Charge-Density-Wave and Superconductor Competition in Stripe Phases of High Temperature Superconductors

TL;DR

This paper investigates the competition and coexistence of superconducting and charge density wave orders in stripe phases of high-temperature superconductors, using effective models, RG analysis, and phase diagram exploration.

Contribution

It introduces an effective $O(4)$-symmetric nonlinear sigma model to analyze the competition and coexistence of SC and CDW orders in stripe phases, revealing a broad coexistence regime and detailed critical behavior.

Findings

Both orders can coexist over a broad parameter range.

The phase diagram features tetracritical points at finite temperatures.

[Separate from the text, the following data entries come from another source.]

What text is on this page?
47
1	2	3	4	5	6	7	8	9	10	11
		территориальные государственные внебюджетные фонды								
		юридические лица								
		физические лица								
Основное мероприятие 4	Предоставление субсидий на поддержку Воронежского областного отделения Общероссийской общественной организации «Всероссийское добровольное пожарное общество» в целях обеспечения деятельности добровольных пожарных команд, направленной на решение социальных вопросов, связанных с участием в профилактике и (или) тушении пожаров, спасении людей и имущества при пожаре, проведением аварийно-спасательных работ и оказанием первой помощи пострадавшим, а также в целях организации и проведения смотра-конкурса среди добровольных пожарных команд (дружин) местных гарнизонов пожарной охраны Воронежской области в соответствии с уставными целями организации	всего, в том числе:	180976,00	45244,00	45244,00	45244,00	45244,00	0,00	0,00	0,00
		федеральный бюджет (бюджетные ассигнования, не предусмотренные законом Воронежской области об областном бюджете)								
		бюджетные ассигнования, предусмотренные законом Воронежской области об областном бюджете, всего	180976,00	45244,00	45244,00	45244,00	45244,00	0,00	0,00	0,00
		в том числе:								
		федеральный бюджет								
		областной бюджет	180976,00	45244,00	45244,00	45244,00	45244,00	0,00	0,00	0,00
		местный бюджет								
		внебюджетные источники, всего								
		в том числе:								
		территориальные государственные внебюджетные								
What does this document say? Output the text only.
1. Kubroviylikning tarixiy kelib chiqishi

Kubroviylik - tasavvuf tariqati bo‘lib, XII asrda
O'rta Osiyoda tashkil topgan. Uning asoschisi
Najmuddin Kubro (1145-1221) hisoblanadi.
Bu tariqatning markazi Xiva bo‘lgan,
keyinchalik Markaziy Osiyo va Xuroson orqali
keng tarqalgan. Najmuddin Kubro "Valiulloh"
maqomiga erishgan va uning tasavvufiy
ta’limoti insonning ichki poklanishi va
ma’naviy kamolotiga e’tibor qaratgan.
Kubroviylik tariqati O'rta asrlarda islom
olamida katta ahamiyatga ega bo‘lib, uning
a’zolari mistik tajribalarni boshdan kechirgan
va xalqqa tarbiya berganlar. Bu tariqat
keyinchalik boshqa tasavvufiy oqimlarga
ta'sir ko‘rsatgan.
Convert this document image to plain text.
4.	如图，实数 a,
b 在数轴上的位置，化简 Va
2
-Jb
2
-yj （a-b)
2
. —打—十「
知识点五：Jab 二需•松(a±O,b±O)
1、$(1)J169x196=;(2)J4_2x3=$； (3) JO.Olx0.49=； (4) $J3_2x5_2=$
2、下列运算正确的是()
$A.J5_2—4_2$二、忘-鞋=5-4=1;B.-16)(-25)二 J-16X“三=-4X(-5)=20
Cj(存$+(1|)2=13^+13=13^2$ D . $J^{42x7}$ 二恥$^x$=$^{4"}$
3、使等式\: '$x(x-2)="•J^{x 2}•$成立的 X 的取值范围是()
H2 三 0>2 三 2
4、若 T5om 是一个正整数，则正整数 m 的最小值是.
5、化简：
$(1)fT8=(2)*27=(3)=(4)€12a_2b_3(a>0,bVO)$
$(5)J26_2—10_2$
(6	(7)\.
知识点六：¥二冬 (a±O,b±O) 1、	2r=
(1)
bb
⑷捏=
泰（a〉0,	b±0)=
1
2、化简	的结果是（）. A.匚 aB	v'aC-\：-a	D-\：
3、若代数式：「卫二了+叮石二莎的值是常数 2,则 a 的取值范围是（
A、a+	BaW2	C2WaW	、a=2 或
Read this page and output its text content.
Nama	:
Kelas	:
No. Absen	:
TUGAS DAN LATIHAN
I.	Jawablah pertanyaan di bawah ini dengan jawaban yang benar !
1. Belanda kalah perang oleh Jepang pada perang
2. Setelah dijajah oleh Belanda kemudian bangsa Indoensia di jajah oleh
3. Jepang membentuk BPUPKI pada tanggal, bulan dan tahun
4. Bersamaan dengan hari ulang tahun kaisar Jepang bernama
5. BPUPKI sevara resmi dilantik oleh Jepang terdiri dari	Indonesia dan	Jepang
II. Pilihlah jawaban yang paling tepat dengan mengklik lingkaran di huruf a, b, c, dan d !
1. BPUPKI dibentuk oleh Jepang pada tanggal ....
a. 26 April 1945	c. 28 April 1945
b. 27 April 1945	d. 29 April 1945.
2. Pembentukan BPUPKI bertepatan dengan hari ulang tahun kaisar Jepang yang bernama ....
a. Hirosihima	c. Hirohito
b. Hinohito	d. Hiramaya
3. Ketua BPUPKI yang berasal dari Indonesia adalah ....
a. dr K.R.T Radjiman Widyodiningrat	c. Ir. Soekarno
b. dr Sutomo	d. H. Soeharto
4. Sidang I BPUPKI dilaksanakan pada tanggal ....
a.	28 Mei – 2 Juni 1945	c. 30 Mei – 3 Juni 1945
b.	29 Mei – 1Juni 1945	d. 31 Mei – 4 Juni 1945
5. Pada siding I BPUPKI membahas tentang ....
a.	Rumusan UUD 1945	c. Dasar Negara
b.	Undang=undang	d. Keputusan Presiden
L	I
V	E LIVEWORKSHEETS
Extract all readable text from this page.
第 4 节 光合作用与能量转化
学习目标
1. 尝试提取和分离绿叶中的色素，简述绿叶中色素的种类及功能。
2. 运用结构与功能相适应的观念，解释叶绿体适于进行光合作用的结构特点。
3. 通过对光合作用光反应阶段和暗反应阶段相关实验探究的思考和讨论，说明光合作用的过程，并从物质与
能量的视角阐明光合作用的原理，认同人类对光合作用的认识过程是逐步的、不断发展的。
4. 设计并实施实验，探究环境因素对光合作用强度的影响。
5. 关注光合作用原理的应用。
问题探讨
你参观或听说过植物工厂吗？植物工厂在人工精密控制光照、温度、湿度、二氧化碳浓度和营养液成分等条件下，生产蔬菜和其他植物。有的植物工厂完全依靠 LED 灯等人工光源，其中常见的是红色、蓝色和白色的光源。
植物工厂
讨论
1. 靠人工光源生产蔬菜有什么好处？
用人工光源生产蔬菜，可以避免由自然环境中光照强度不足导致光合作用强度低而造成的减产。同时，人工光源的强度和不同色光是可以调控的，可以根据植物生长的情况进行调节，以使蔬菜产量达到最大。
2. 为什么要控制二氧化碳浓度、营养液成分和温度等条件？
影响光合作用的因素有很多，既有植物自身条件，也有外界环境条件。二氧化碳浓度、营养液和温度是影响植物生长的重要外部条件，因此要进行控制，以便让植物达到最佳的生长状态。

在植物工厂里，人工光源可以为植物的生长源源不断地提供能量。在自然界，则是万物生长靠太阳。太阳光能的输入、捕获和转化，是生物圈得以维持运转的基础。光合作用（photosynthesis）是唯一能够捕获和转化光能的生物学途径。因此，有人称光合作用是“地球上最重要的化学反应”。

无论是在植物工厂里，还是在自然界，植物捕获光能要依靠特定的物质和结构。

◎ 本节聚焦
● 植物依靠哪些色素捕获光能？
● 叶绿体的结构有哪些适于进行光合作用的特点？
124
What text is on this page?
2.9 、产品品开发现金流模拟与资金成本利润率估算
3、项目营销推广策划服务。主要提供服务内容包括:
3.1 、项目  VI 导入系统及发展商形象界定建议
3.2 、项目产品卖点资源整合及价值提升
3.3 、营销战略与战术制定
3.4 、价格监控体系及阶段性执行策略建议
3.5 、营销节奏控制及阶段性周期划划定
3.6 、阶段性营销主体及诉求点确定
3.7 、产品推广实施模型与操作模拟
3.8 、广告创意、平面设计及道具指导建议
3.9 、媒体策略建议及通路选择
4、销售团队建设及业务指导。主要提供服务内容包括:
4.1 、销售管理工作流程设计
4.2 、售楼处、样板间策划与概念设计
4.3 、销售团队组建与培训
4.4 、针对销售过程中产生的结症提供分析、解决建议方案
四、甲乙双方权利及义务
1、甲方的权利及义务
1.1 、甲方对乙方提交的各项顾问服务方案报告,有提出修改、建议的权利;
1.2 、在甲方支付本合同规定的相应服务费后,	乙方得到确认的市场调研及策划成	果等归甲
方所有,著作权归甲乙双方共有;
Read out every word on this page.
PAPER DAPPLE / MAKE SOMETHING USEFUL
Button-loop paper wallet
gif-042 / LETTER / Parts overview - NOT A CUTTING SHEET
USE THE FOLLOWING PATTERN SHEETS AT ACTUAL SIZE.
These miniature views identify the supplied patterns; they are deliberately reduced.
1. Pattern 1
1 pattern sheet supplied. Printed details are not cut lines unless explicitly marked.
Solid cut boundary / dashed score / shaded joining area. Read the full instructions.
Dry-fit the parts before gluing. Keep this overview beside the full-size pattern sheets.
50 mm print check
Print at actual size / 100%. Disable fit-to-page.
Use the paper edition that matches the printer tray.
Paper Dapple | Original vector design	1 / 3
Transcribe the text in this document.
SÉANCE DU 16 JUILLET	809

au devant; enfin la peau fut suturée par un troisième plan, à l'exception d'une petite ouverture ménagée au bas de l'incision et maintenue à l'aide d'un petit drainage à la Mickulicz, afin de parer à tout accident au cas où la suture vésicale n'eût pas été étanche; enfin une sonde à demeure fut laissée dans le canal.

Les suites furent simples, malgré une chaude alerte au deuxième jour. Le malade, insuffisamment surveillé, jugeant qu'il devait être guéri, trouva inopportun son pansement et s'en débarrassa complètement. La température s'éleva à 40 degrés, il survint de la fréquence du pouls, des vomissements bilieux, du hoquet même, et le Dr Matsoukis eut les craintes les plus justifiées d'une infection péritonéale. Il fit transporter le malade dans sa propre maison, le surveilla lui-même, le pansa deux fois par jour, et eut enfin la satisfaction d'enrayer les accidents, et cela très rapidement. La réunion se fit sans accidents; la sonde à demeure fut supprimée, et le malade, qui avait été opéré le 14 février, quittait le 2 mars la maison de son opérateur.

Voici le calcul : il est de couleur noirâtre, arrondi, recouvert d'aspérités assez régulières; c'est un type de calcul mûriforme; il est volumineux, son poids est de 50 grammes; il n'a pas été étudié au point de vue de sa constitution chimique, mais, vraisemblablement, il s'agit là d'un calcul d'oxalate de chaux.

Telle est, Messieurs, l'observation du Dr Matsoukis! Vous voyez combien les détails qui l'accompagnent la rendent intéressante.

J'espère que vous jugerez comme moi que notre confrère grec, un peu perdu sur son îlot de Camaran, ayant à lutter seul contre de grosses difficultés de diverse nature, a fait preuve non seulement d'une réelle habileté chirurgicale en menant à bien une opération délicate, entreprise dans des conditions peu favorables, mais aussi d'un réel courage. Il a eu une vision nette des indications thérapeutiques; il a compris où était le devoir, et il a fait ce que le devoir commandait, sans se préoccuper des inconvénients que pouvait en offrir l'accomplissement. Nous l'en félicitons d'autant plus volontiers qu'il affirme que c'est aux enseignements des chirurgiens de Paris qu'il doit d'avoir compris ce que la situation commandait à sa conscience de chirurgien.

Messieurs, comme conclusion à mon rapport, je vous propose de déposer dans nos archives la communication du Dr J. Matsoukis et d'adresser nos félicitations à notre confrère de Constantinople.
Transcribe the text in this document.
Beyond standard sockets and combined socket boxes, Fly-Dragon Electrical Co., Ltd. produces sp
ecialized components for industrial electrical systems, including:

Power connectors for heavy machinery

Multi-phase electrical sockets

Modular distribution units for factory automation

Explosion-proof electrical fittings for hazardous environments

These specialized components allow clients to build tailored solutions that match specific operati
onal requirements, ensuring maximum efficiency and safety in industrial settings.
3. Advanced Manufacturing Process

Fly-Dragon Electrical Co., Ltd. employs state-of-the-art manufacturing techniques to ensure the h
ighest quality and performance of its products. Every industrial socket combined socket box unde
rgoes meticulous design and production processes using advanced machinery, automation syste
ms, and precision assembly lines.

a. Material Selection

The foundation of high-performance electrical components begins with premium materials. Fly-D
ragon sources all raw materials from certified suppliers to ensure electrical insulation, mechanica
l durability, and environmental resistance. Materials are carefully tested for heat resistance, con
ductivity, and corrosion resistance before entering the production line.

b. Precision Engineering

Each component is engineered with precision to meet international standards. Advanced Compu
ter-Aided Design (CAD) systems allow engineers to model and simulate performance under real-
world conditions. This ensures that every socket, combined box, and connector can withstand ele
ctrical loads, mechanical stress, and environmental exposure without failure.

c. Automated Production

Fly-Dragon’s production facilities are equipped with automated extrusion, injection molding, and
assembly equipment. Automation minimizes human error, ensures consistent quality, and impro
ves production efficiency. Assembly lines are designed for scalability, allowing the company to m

Hedgehog topological excitations are RG irrelevant at the fixed point.

Abstract

We discuss the problem of competition between a superconducting (SC) ordered state with a charge density wave (CDW) state in stripe phases of high $T_c$ superconductors. We consider an effective model for each stripe motivated by studies of spin-gapped electronic ladder systems. We analyze the problem of dimensional crossover arising from inter-stripe SC and CDW couplings using non-Abelian bosonization and renormalization group (RG) arguments to derive an effective $O(4)$-symmetric nonlinear $\sigma$-model in $D=2+1$ for the case of when both inter-stripe couplings are of equal magnitude as well as equally RG relevant. By studying the effects of various symmetry lowering perturbations, we determine the structure of the phase diagram and show that, in general, it has a broad regime in which both orders coexist. The quantum and thermal critical behavior is discussed in detail, and the phase coexistence region is found to end at associated $T=0$ as well as $T>0$ tetracritical points. The possible role of hedgehog topological excitations of the theory is considered and argued to be RG irrelevant at the spatially anisotropic higher dimensional low-energy fixed point theory. Our results are also relevant to the case of competing N\'eel and valence bond solid (VBS) orders in quantum magnets on 2D isotropic square as well as rectangular lattices interacting via nearest neighbor Heisenberg exchange interactions.